Comprehension Of Nonverbal Communication In Learning Disabled And Non - Learning Disabled Children

Date of Award




Degree Name

Doctor of Philosophy (Ph.D.)


The purpose of this study was to determine whether learning disabled (LD) children differ from their nondisabled (non-LD) peers in the ability to comprehend nonverbal communication and on other social competence skills. Thirty LD boys and thirty non-LD boys between nine and twelve years of age served as subjects. A short form of the Profile of Nonverbal Sensitivity (PONS) was used to assess nonverbal comprehension; social competence measures included teachers' ratings of aggressive and withdrawal behaviors using the Behavior Problem Checklist, and "blind" judges' ratings of performance on a role-play of a social interaction. In order to minimize potential attentional differences between the LD and non-LD groups, attention-incentive conditions were provided for all subjects during the administration of the PONS.Under attention-incentive conditions, attention to the PONS stimuli was found to be optimal in both groups, and no performance differences between LD and non-LD children occurred.
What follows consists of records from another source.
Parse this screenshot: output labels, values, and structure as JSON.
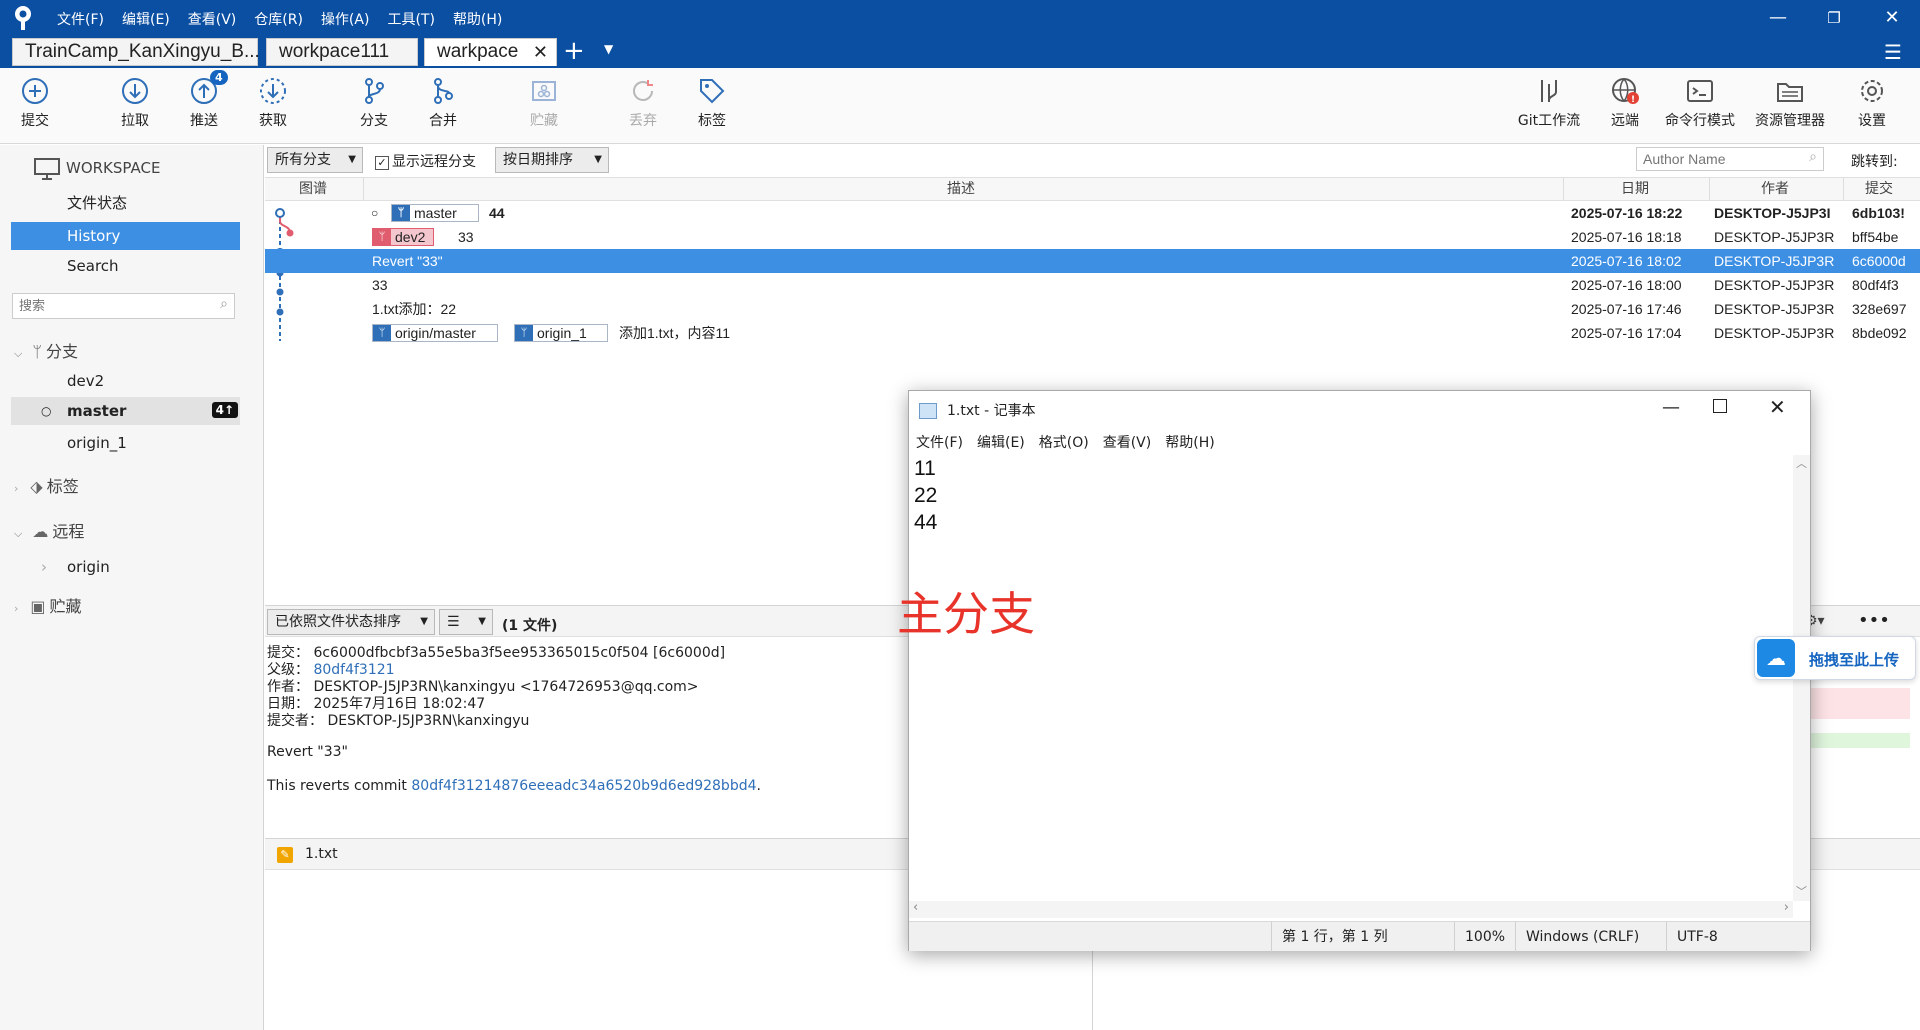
{
  "menu": [
    "文件(F)",
    "编辑(E)",
    "查看(V)",
    "仓库(R)",
    "操作(A)",
    "工具(T)",
    "帮助(H)"
  ],
  "tabs": [
    {
      "label": "TrainCamp_KanXingyu_B..."
    },
    {
      "label": "workpace111"
    },
    {
      "label": "warkpace"
    }
  ],
  "toolbar": {
    "commit": "提交",
    "pull": "拉取",
    "push": "推送",
    "push_badge": "4",
    "fetch": "获取",
    "branch": "分支",
    "merge": "合并",
    "stash": "贮藏",
    "discard": "丢弃",
    "tag": "标签",
    "gitflow": "Git工作流",
    "remote": "远端",
    "terminal": "命令行模式",
    "explorer": "资源管理器",
    "settings": "设置"
  },
  "sidebar": {
    "workspace": "WORKSPACE",
    "file_status": "文件状态",
    "history": "History",
    "search": "Search",
    "search_placeholder": "搜索",
    "branches_title": "分支",
    "branches": [
      "dev2",
      "master",
      "origin_1"
    ],
    "master_badge": "4↑",
    "tags_title": "标签",
    "remotes_title": "远程",
    "remotes": [
      "origin"
    ],
    "stashes_title": "贮藏"
  },
  "filters": {
    "branch_filter": "所有分支",
    "show_remote": "显示远程分支",
    "sort": "按日期排序",
    "author_placeholder": "Author Name",
    "jump_to": "跳转到:"
  },
  "columns": {
    "graph": "图谱",
    "desc": "描述",
    "date": "日期",
    "author": "作者",
    "commit": "提交"
  },
  "commits": [
    {
      "refs": [
        "master"
      ],
      "desc": "44",
      "date": "2025-07-16 18:22",
      "author": "DESKTOP-J5JP3I",
      "hash": "6db103!"
    },
    {
      "refs": [
        "dev2"
      ],
      "desc": "33",
      "date": "2025-07-16 18:18",
      "author": "DESKTOP-J5JP3R",
      "hash": "bff54be"
    },
    {
      "refs": [],
      "desc": "Revert \"33\"",
      "date": "2025-07-16 18:02",
      "author": "DESKTOP-J5JP3R",
      "hash": "6c6000d"
    },
    {
      "refs": [],
      "desc": "33",
      "date": "2025-07-16 18:00",
      "author": "DESKTOP-J5JP3R",
      "hash": "80df4f3"
    },
    {
      "refs": [],
      "desc": "1.txt添加：22",
      "date": "2025-07-16 17:46",
      "author": "DESKTOP-J5JP3R",
      "hash": "328e697"
    },
    {
      "refs": [
        "origin/master",
        "origin_1"
      ],
      "desc": "添加1.txt，内容11",
      "date": "2025-07-16 17:04",
      "author": "DESKTOP-J5JP3R",
      "hash": "8bde092"
    }
  ],
  "detail": {
    "sort_files": "已依照文件状态排序",
    "file_count": "(1 文件)",
    "commit_label": "提交：",
    "commit_value": "6c6000dfbcbf3a55e5ba3f5ee953365015c0f504 [6c6000d]",
    "parent_label": "父级：",
    "parent_value": "80df4f3121",
    "author_label": "作者：",
    "author_value": "DESKTOP-J5JP3RN\\kanxingyu <1764726953@qq.com>",
    "date_label": "日期：",
    "date_value": "2025年7月16日 18:02:47",
    "committer_label": "提交者：",
    "committer_value": "DESKTOP-J5JP3RN\\kanxingyu",
    "message": "Revert \"33\"",
    "reverts_prefix": "This reverts commit ",
    "reverts_hash": "80df4f31214876eeeadc34a6520b9d6ed928bbd4",
    "reverts_suffix": ".",
    "file_name": "1.txt"
  },
  "notepad": {
    "title": "1.txt - 记事本",
    "menu": [
      "文件(F)",
      "编辑(E)",
      "格式(O)",
      "查看(V)",
      "帮助(H)"
    ],
    "lines": [
      "11",
      "22",
      "44"
    ],
    "status_pos": "第 1 行，第 1 列",
    "status_zoom": "100%",
    "status_eol": "Windows (CRLF)",
    "status_enc": "UTF-8"
  },
  "annotation": "主分支",
  "upload_widget": "拖拽至此上传",
  "colors": {
    "accent": "#0b4fa3",
    "selection": "#3d8fe3",
    "annotation": "#e8332a",
    "ref_bg": "#2f6fb8"
  }
}
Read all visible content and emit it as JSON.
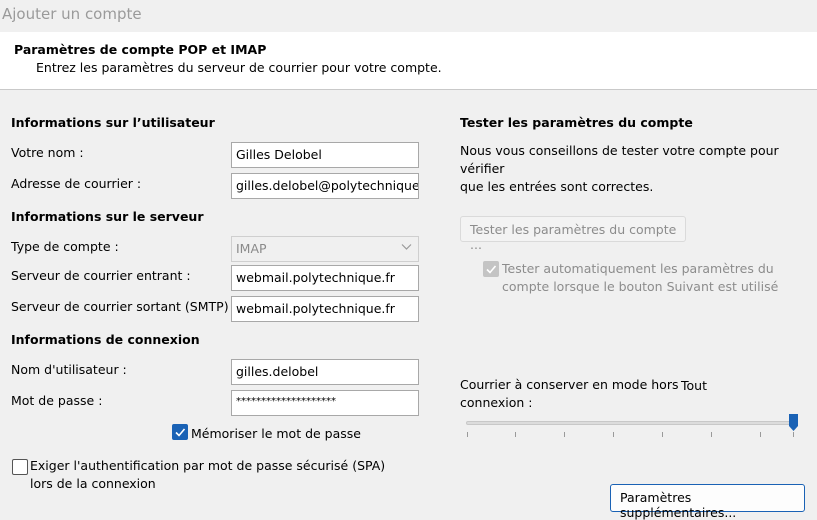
{
  "window": {
    "title": "Ajouter un compte"
  },
  "header": {
    "title": "Paramètres de compte POP et IMAP",
    "subtitle": "Entrez les paramètres du serveur de courrier pour votre compte."
  },
  "user_info": {
    "heading": "Informations sur l’utilisateur",
    "name_label": "Votre nom :",
    "name_value": "Gilles Delobel",
    "email_label": "Adresse de courrier :",
    "email_value": "gilles.delobel@polytechnique.e"
  },
  "server_info": {
    "heading": "Informations sur le serveur",
    "account_type_label": "Type de compte :",
    "account_type_value": "IMAP",
    "incoming_label": "Serveur de courrier entrant :",
    "incoming_value": "webmail.polytechnique.fr",
    "outgoing_label": "Serveur de courrier sortant (SMTP) :",
    "outgoing_value": "webmail.polytechnique.fr"
  },
  "login_info": {
    "heading": "Informations de connexion",
    "username_label": "Nom d'utilisateur :",
    "username_value": "gilles.delobel",
    "password_label": "Mot de passe :",
    "password_value": "********************",
    "remember_label": "Mémoriser le mot de passe",
    "remember_checked": true,
    "spa_label_line1": "Exiger l'authentification par mot de passe sécurisé (SPA)",
    "spa_label_line2": "lors de la connexion",
    "spa_checked": false
  },
  "test": {
    "heading": "Tester les paramètres du compte",
    "desc_line1": "Nous vous conseillons de tester votre compte pour vérifier",
    "desc_line2": "que les entrées sont correctes.",
    "button_label": "Tester les paramètres du compte ...",
    "auto_line1": "Tester automatiquement les paramètres du",
    "auto_line2": "compte lorsque le bouton Suivant est utilisé",
    "auto_checked": true
  },
  "offline": {
    "label_line1": "Courrier à conserver en mode hors",
    "label_line2": "connexion :",
    "value_label": "Tout",
    "slider_fraction": 1.0
  },
  "more_settings_label": "Paramètres supplémentaires...",
  "colors": {
    "accent": "#1a62b5"
  },
  "icons": {
    "check": "check-icon",
    "dropdown": "chevron-down-icon"
  }
}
Results regarding the reliability and validity of the Face and Body PONS, however, suggest that a different measure of nonverbal comprehension be used in subsequent research with similar populations. Although the PONS did not differentiate between LD and non-LD students, certain social behaviors did differentiate the two groups: LD children were judged to be more withdrawn by their teachers and to be less socially skilled according to their role-play performance. Results suggest that LD children's social behaviors may hinder their social acceptance; future research should therefore be designed to identify specific maladaptive behaviors of LF children that may be addressed in social remediation programs.